Today we will dive into torch.autograd module, one of them most important under the hood PyTorch’s module. It implements automatic differentiation of arbitrary scalar valued functions.


Table of contents:

  • How to calculate gradients ?
  • How to locally disable gradients ?
  • How to measure performance ?


How to calculate gradients ?

Torch.autograd performs automatic differentiation using two different modes: reverse mode and forward mode.

The popularity of reverse mode in deep learning comes from the fact that in general the input dimensionality is higher than the output dimensionality. But theorically, for any \(f: \mathbb{R}^n \rightarrow \mathbb{R}^m\), the reverse mode should be used if and only if \(n>>m\), otherwise if \(n<<m\), forward mode is more performant.

The reason behind is the order we multiply Jacobian matrices in the chain rule. Indeed, considering real function f and g such that \(f: \mathbb{R}^{n_0} \rightarrow \mathbb{R}^{n_1}\) and \(g: \mathbb{R}^{n_1} \rightarrow \mathbb{R}^{n_2}\) where \((n_0,n_1,n_2) \in \mathbb{N}^3\).
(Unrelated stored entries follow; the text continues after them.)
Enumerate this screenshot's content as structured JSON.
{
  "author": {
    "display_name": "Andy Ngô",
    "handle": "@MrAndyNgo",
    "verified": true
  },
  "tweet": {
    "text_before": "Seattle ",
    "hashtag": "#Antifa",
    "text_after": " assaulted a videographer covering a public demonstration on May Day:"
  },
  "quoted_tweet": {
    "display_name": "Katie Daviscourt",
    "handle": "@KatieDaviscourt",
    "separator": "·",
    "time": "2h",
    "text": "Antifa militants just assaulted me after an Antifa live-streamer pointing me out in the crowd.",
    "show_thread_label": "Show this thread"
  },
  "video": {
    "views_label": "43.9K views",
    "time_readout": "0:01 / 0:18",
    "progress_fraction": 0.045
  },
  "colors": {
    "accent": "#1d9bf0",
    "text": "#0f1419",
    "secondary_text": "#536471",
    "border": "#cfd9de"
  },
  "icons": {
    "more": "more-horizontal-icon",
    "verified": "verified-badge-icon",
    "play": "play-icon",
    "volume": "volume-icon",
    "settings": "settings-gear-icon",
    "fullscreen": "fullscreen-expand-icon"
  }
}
Then, if we consider the derivative of \(y= g \circ f\) on \(x \in \mathbb{R}^{n_0}\), we have:

\[\frac{\partial y}{\partial x}(x) = \frac{\partial y}{\partial g}(g(x)).\frac{\partial g}{\partial f}(f(x)).\frac{\partial f}{\partial x}(x)\]

In multi-dimensional space, the analogy of derivatives is the Jacobian matrix defined for any \(f: \mathbb{R}^n \rightarrow \mathbb{R}^m\) by:

\[J_f= \begin{bmatrix} \frac{\partial f_1}{x_1} ... \frac{\partial f_1}{x_n} \\ ...\\ \frac{\partial f_m}{x_1} ... \frac{\partial f_m}{x_n} \end{bmatrix}\]

And the chain rule can be re-written, for any \(f: \mathbb{R}^{n_1} \rightarrow \mathbb{R}^{n_2}\) and \(g: \mathbb{R}^{n_0} \rightarrow \mathbb{R}^{n_1}\) two real functions, as:

\[J_{f\circ g} = \underset{n_2 \times n_1}{J_{f}(g)}.\underset{n_1 \times n_0}{J_g}\]

This implies we can rewrite the Jacobian matrix of a composition as a product of two matrices. If we have a composition of several functions, we have to calculate a matrix product.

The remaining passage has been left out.